At the outset of this post I need to tell you: I’m not going to explain the history and process of this method. For a more in depth discussion of this method look up howstuffworks.com or the image below sums up the strategy well.
What I want to do here is explain the basic process as seen above then give you a way to use it in any learning space.
The Pomodoro Method starts with writing down a list of things you want to do then prioritizing the to dos and determining how long it’ll take you to complete the tasks. As you start working on each task you set a timer for twenty five minutes. You work on a task for that twenty five minutes. After the twenty five minutes has elapsed you take a five minute break. You can do this up to four times; after the forth Pomodoro, you break for ten to fifteen minutes. Then you can repeat the process.

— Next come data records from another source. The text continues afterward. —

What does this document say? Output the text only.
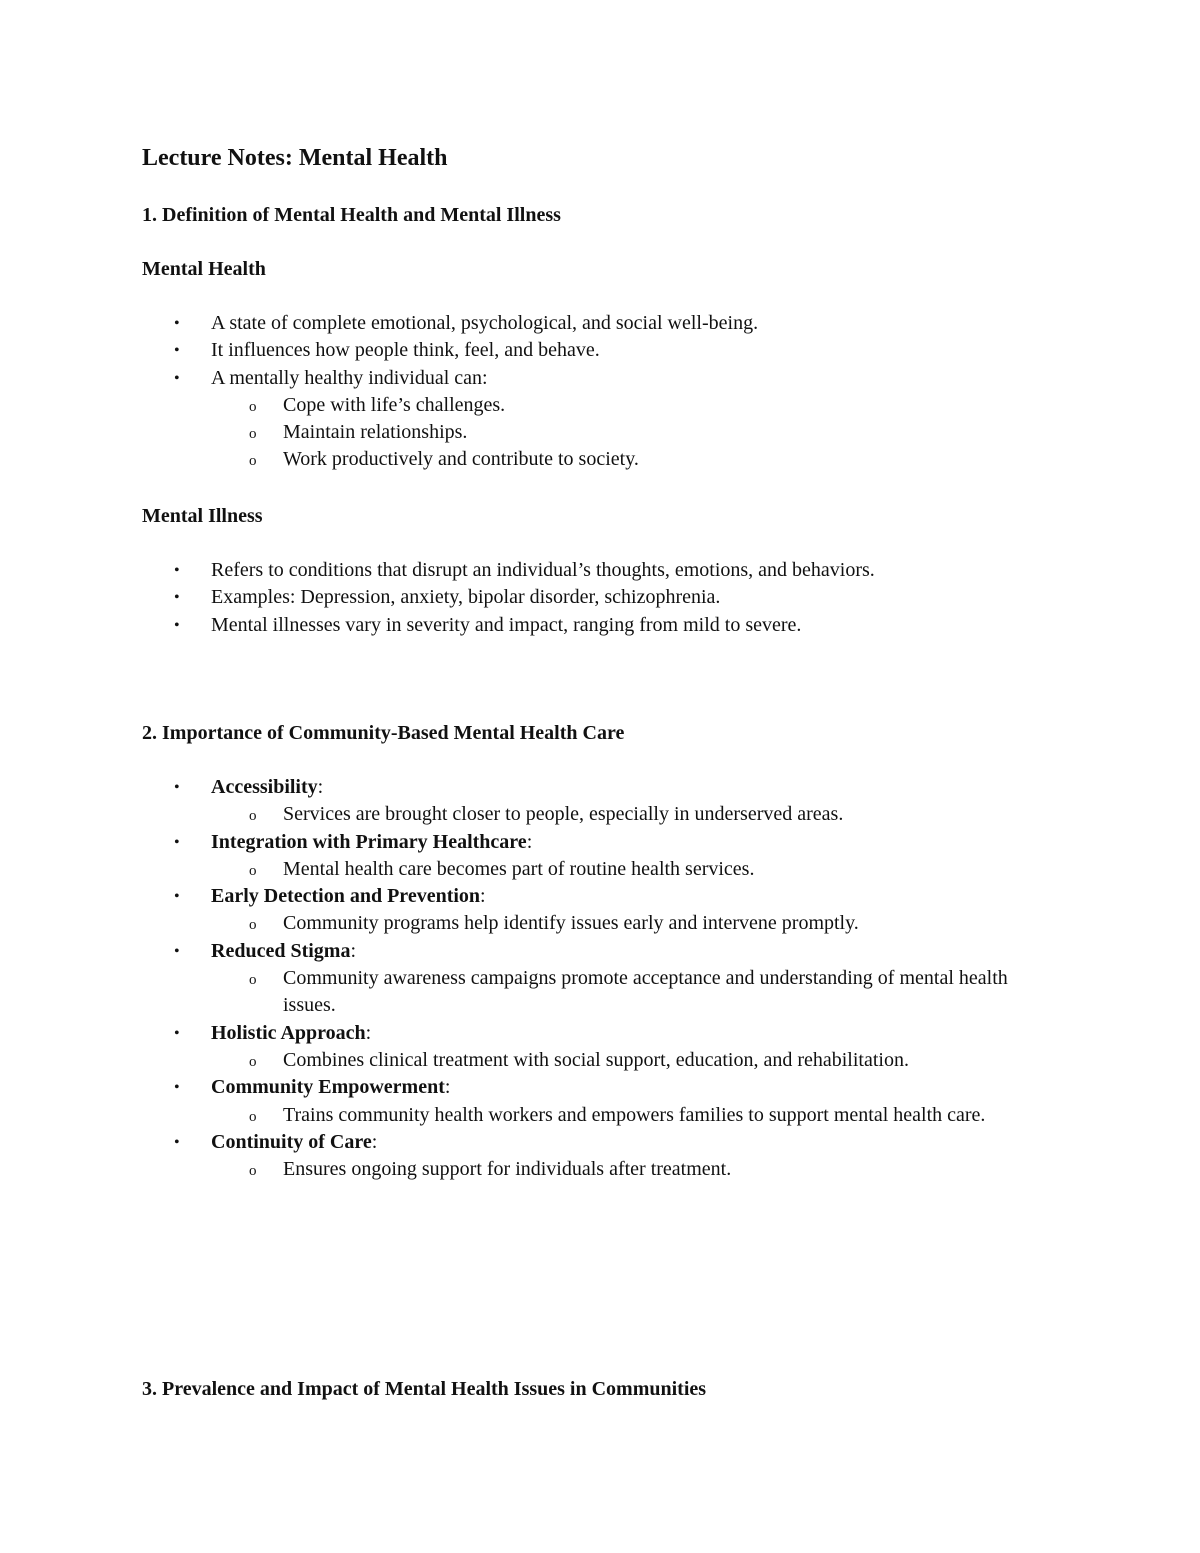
Lecture Notes: Mental Health
1. Definition of Mental Health and Mental Illness
Mental Health
• A state of complete emotional, psychological, and social well-being.
• It influences how people think, feel, and behave.
• A mentally healthy individual can:
o Cope with life’s challenges.
o Maintain relationships.
o Work productively and contribute to society.
Mental Illness
• Refers to conditions that disrupt an individual’s thoughts, emotions, and behaviors.
• Examples: Depression, anxiety, bipolar disorder, schizophrenia.
• Mental illnesses vary in severity and impact, ranging from mild to severe.
2. Importance of Community-Based Mental Health Care
• Accessibility:
o Services are brought closer to people, especially in underserved areas.
• Integration with Primary Healthcare:
o Mental health care becomes part of routine health services.
• Early Detection and Prevention:
o Community programs help identify issues early and intervene promptly.
• Reduced Stigma:
o Community awareness campaigns promote acceptance and understanding of mental health issues.
• Holistic Approach:
o Combines clinical treatment with social support, education, and rehabilitation.
• Community Empowerment:
o Trains community health workers and empowers families to support mental health care.
• Continuity of Care:
o Ensures ongoing support for individuals after treatment.
3. Prevalence and Impact of Mental Health Issues in Communities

You can use this same process in the classroom. My school works on 88 minute blocks. Set the 25 minute timer at the start of class and instruct your class they are to work with high levels of focus and concentration. After 25 minutes take a f five minute break. Then repay the process. After the second five minute break ask students to finish the last 20 minutes or so with a final surge of concentrated work.
If students finish their work, ask them to review their work to commit it to memory or keep working to improve the work they’ve done.
From this process, students learn to use a combination of concentrated thinking and diffuse thinking. Barbara Oakley teaches us this concept in MINDSHIFT. She says that you get the best out of your learning when you combine the two thinking activities (see my review of the book).
Students know that once they start working there is only a matter of thing they’ll get a break. So coaching them to work hard during the 25 minute stretches is more attainable because they’ll have a break coming up shortly. Psychology it eases the pressure of needing to think deeply for an entire 88 minutes. Additionally, it teaches students a nice working process for concentrated effort to use when they are doing work independently away from the learning space.
This method is worth trying out because students need to shape for themselves to an ability to work in depth for sustained periods of time.